Journalists still attempt to present a ‘balanced’ view of climate change, giving equal time to the 3% climate sceptics alongside the 97% mainstream. Climatologists are naturally cautious about linking any individual event to long-term trends, which seems beyond the statistical understanding of much of the media, who prefer to imply that the current weather is somehow unexpected. This is ever-more frustrating because the settled view of world science is that climate change is happening and requires action now. This is not a new phenomenon: I remember hawthorn blossom and nesting long-tailed tits in January in the early 1970s. The famous hockey-stick graph of climate change shows an upturn from about 1900, and for the last 50 years mean temperatures have been even higher than the Medieval warm period - whether this historical trend is derived from documentary sources, from tree-ring analysis or from ice-core data.
I wrote my first paper on the effects of climate change on British invertebrates back in the 1980s. And I was a late-comer to the field - John Sawyer’s very clear paper, Man-made Carbon Dioxide and the “Greenhouse” Effect, appeared in Nature in 1972. Fifteen years later, I described the rapid northward spread of Roesel’s bush-cricket and long-winged conehead. In the subsequent 30 years, these species distribution trends have continued and those two bush-crickets are common across most of England. The effect has been enhanced by the colonisation of additional species of bush-cricket and dragonfly, such as the southern oak bush-cricket, large conehead and small red-eyed and willow emerald damselflies. Other invertebrates show a similar pattern, with the northward spread of the bee-wolf, the arrival of the tree bumble-bee and plantbugs like Closterotomus trivialis from mainland Europe, and less obviously, previously garden-loving molluscs such as Spanish and Balkan three-band slugs colonising ‘wild’ habitats. And of course, it’s not just invertebrates - birds such as little egret, spoonbills and purple herons are now regular breeders, and it may not be long before glossy ibis and penduline tit become established.

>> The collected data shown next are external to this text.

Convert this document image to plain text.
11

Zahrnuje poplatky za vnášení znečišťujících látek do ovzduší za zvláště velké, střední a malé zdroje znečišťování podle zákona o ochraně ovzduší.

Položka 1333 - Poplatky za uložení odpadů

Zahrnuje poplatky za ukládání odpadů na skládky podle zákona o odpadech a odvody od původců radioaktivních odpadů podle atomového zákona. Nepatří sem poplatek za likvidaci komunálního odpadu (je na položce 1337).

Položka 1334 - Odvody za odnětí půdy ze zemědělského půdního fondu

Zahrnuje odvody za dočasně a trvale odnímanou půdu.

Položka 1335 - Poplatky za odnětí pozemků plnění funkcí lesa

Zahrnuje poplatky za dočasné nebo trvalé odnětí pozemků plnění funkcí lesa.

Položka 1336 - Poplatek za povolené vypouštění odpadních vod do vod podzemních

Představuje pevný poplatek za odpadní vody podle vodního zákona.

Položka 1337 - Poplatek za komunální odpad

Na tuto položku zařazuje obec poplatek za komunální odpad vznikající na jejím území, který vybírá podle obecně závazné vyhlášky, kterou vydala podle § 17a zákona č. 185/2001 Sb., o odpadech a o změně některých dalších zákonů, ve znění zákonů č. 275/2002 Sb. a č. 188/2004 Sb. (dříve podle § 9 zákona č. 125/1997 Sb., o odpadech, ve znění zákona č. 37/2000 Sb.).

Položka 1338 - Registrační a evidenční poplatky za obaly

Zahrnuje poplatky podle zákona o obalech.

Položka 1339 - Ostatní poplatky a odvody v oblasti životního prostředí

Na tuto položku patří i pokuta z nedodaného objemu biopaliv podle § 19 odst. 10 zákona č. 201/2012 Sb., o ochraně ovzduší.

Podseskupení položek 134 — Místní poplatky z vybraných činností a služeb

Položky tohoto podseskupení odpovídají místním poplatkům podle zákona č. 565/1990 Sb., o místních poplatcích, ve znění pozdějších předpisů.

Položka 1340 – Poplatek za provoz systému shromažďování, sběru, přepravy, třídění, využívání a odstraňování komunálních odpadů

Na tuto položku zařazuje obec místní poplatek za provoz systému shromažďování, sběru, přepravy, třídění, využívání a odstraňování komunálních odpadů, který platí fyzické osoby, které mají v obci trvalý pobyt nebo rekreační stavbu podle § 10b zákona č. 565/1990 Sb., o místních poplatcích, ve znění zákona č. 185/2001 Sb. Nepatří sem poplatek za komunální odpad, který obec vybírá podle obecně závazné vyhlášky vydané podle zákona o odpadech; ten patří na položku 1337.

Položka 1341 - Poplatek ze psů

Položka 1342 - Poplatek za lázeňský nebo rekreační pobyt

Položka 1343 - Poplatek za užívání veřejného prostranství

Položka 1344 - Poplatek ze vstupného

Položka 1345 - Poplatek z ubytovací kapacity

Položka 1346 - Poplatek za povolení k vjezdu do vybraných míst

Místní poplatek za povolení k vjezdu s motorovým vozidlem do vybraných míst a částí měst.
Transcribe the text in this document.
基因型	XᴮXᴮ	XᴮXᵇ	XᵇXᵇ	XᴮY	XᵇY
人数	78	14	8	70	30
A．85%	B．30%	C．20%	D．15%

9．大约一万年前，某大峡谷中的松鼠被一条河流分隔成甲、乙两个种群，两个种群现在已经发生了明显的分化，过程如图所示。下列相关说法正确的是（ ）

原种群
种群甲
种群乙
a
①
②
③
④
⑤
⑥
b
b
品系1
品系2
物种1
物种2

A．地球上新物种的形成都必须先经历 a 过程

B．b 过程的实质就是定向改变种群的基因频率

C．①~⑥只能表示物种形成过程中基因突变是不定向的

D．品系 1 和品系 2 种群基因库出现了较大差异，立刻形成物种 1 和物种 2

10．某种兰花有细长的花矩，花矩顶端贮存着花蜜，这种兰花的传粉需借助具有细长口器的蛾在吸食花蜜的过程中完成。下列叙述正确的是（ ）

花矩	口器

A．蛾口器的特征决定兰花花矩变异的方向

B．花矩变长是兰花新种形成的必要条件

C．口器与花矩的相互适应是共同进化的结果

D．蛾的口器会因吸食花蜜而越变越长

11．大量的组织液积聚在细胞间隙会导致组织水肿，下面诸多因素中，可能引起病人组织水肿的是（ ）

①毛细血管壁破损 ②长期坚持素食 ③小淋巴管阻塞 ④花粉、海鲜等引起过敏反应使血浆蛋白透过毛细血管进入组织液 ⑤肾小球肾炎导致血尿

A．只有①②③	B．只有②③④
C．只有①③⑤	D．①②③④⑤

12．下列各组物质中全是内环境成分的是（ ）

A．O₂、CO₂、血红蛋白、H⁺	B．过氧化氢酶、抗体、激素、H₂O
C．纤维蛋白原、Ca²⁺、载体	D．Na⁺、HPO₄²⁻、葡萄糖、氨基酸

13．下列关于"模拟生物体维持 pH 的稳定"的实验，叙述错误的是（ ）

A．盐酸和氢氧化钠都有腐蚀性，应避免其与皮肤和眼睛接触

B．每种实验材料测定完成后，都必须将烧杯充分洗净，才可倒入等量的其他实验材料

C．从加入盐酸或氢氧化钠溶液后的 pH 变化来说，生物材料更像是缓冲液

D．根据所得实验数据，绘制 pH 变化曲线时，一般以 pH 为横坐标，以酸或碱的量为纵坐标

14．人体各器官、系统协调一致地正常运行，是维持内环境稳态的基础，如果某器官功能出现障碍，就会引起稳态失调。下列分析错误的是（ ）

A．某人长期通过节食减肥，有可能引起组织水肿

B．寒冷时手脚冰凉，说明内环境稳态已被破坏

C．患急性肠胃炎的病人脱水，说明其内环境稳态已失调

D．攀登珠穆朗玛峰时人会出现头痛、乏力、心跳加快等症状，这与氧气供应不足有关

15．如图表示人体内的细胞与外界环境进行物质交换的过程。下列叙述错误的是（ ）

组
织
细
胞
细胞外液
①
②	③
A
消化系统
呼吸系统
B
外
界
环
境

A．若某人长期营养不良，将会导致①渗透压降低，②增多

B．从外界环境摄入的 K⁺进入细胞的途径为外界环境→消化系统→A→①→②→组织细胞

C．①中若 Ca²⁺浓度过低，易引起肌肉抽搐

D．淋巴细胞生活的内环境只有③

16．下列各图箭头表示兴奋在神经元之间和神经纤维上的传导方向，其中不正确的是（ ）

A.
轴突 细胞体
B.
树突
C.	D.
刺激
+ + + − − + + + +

We have over 40 years of convincing research and regular observation of climate change impacts, yet people are still surprised by it, and politicians are reluctant to act. The United Nations conference on climate change in Paris last month reached a global agreement to try and keep temperature rises below 2°C. In 2016 and in future, let's assure that those good intentions are turned into action by the UK government as well as the 186 other countries who signed the Paris agreement.